A cúpula do Congresso Nacional parece ter dobrado a aposta no esforço para preservar o enorme poder adquirido no manejo do Orçamento da União. Desta vez a orquestra congressista foi tocada para além da defesa pública que os novos presidentes da Câmara, Hugo Motta (Republicanos-PB), e do Senado, Davi Alcolumbre (União Brasil-AP), já fizeram sobre as “prerrogativas parlamentares” – quando, em suas respectivas posses e na abertura dos trabalhos legislativos, deixaram evidente que o corporativismo regerá seus mandatos. Nos últimos dias, ouviu-se uma fala uníssona de diferentes parlamentares em defesa de verbas do chamado orçamento secreto e de outras emendas que não foram pagas e são objeto de questionamento do Supremo Tribunal Federal (STF). Parlamentares apresentaram diversos projetos de lei com um só objetivo, isto é, destravar recursos paralisados, que podem chegar a R$ 30 bilhões. O discurso dos porta-vozes da campanha, em defesa dos projetos, foi rigorosamente o mesmo: é preciso liberar os recursos para retomar obras paralisadas e, assim, evitar maiores prejuízos à população.

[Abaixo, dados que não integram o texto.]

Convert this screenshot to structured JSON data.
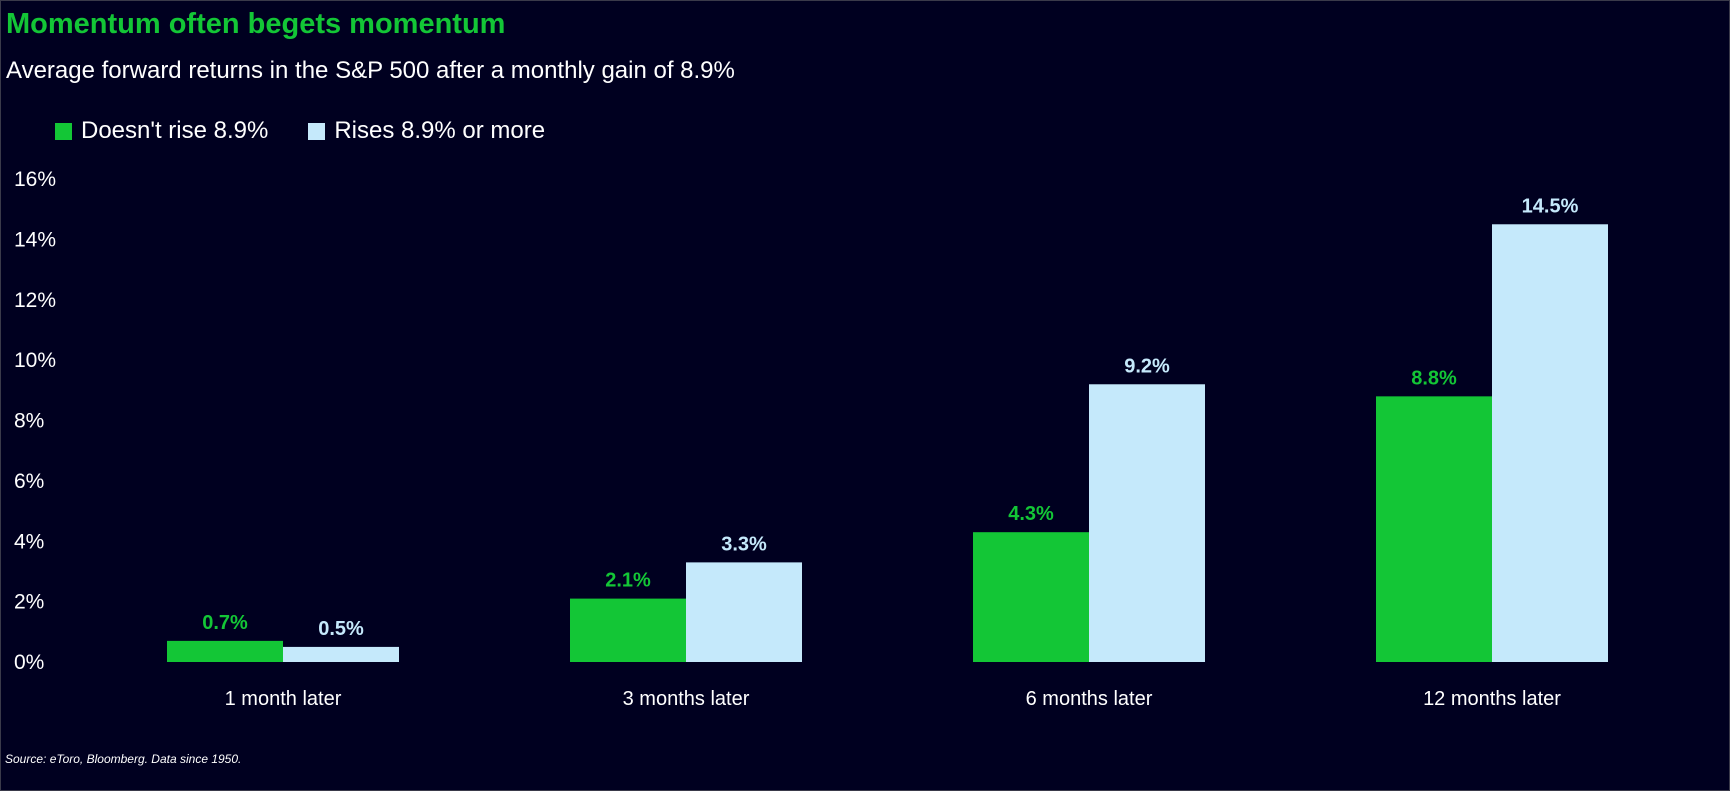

Tal argumento seria irreprochável, não fossem as artimanhas da operação. Na defesa se misturam recursos represados do Orçamento, dinheiro de emendas individuais e cifras significativas do orçamento secreto. Conforme reportagem do Estadão, a marotagem inclui um projeto apresentado pelo líder do governo, senador Randolfe Rodrigues (PT-AP), que ressuscita recursos desde 2019, incluindo R$ 2 bilhões do orçamento secreto, permitindo que a verba em questão seja usada até o fim de 2026. Esses recursos foram inscritos nos “restos a pagar”, mecanismo usado quando o governo não faz o pagamento no ano previsto e o transfere para o ano seguinte. Foi o que ocorreu com uma série de verbas do orçamento secreto, ou porque as obras não andaram ou porque houve denúncia de irregularidades. O senador justificou o projeto lembrando que há um “cemitério de obras” paradas pelo Brasil “porque no tempo do exercício orçamentário respectivo não foram liberados os recursos necessários para pagamento”.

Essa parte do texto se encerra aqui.